On Monday, 713 pros and Joes will embark on a quest to qualify for the 2026 U.S. Open. Unfortunately for six PGA Tour Americas players, “Golf’s Longest Day” was a very short one this year.
As Golf Channel’s Brentley Romine reports, on Sunday night seven PGA Tour Americas players—including Luis Gagne, the co-low amateur at the 2018 U.S. Open at Shinnecock—boarded a flight bound from Mexico City to Miami. After completing their finals rounds at the Mexico Championship on Sunday, they hoped to tee it up at BallenIsles Country Club on Monday morning with a U.S. Open berth hanging in the balance. Unfortunately, a sick passenger on their flight had other plans.

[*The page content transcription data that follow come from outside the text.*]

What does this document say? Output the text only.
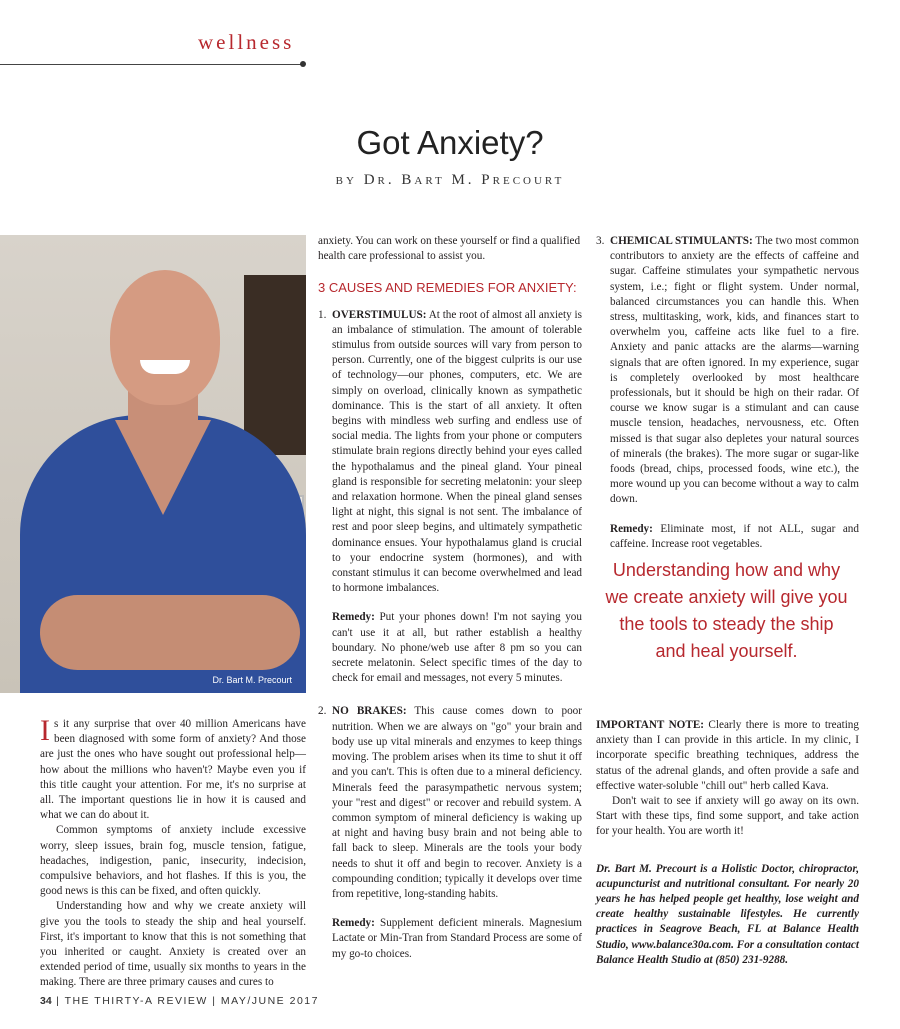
wellness
Got Anxiety?
by Dr. Bart M. Precourt
Dr. Bart M. Precourt

Is it any surprise that over 40 million Americans have been diagnosed with some form of anxiety? And those are just the ones who have sought out professional help—how about the millions who haven't? Maybe even you if this title caught your attention. For me, it's no surprise at all. The important questions lie in how it is caused and what we can do about it.

Common symptoms of anxiety include excessive worry, sleep issues, brain fog, muscle tension, fatigue, headaches, indigestion, panic, insecurity, indecision, compulsive behaviors, and hot flashes. If this is you, the good news is this can be fixed, and often quickly.

Understanding how and why we create anxiety will give you the tools to steady the ship and heal yourself. First, it's important to know that this is not something that you inherited or caught. Anxiety is created over an extended period of time, usually six months to years in the making. There are three primary causes and cures to

anxiety. You can work on these yourself or find a qualified health care professional to assist you.

3 CAUSES AND REMEDIES FOR ANXIETY:

1. OVERSTIMULUS: At the root of almost all anxiety is an imbalance of stimulation. The amount of tolerable stimulus from outside sources will vary from person to person. Currently, one of the biggest culprits is our use of technology—our phones, computers, etc. We are simply on overload, clinically known as sympathetic dominance. This is the start of all anxiety. It often begins with mindless web surfing and endless use of social media. The lights from your phone or computers stimulate brain regions directly behind your eyes called the hypothalamus and the pineal gland. Your pineal gland is responsible for secreting melatonin: your sleep and relaxation hormone. When the pineal gland senses light at night, this signal is not sent. The imbalance of rest and poor sleep begins, and ultimately sympathetic dominance ensues. Your hypothalamus gland is crucial to your endocrine system (hormones), and with constant stimulus it can become overwhelmed and lead to hormone imbalances.

Remedy: Put your phones down! I'm not saying you can't use it at all, but rather establish a healthy boundary. No phone/web use after 8 pm so you can secrete melatonin. Select specific times of the day to check for email and messages, not every 5 minutes.

2. NO BRAKES: This cause comes down to poor nutrition. When we are always on "go" your brain and body use up vital minerals and enzymes to keep things moving. The problem arises when its time to shut it off and you can't. This is often due to a mineral deficiency. Minerals feed the parasympathetic nervous system; your "rest and digest" or recover and rebuild system. A common symptom of mineral deficiency is waking up at night and having busy brain and not being able to fall back to sleep. Minerals are the tools your body needs to shut it off and begin to recover. Anxiety is a compounding condition; typically it develops over time from repetitive, long-standing habits.

Remedy: Supplement deficient minerals. Magnesium Lactate or Min-Tran from Standard Process are some of my go-to choices.

3. CHEMICAL STIMULANTS: The two most common contributors to anxiety are the effects of caffeine and sugar. Caffeine stimulates your sympathetic nervous system, i.e.; fight or flight system. Under normal, balanced circumstances you can handle this. When stress, multitasking, work, kids, and finances start to overwhelm you, caffeine acts like fuel to a fire. Anxiety and panic attacks are the alarms—warning signals that are often ignored. In my experience, sugar is completely overlooked by most healthcare professionals, but it should be high on their radar. Of course we know sugar is a stimulant and can cause muscle tension, headaches, nervousness, etc. Often missed is that sugar also depletes your natural sources of minerals (the brakes). The more sugar or sugar-like foods (bread, chips, processed foods, wine etc.), the more wound up you can become without a way to calm down.

Remedy: Eliminate most, if not ALL, sugar and caffeine. Increase root vegetables.

Understanding how and why we create anxiety will give you the tools to steady the ship and heal yourself.

IMPORTANT NOTE: Clearly there is more to treating anxiety than I can provide in this article. In my clinic, I incorporate specific breathing techniques, address the status of the adrenal glands, and often provide a safe and effective water-soluble "chill out" herb called Kava.

Don't wait to see if anxiety will go away on its own. Start with these tips, find some support, and take action for your health. You are worth it!

Dr. Bart M. Precourt is a Holistic Doctor, chiropractor, acupuncturist and nutritional consultant. For nearly 20 years he has helped people get healthy, lose weight and create healthy sustainable lifestyles. He currently practices in Seagrove Beach, FL at Balance Health Studio, www.balance30a.com. For a consultation contact Balance Health Studio at (850) 231-9288.

34 | THE THIRTY-A REVIEW | MAY/JUNE 2017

Gagne was a rising senior at LSU at the time, and he’d go on to win four times in college, the same as former Tigers teammate Sam Burns, and turned pro in 2019.
Let’s start by saying that a U.S. Open Qualifier should take a back seat compared to genuine medical emergency and we hope that the sick passenger is doing well. Still, it’s an extremely tough break for the contingent of lower-tour pros who all happened to find themselves on the same flight on Sunday.
After rerouting to Veracruz, deplaning and re-boarding a different flight, the group took off for Miami around 2 a.m. CT. They touched down at their destination at 6:45 a.m. ET but unfortunately only Chris Nido—who had the last tee time off in the morning and was forced to play a friend’s clubs after leaving his behind in Mexico—made it in time.
Clearly, this is not the sort of story you want to kick off Golf’s Longest Day with, but it is an inevitable one. Somewhere someone was going to draw life’s short straw today, and unfortunately it happened to be seven guys who are battling every week to make the big show. The good news is that there’s always next year, but something tells us this crew will be booking MUCH earlier flights come GLD 2027.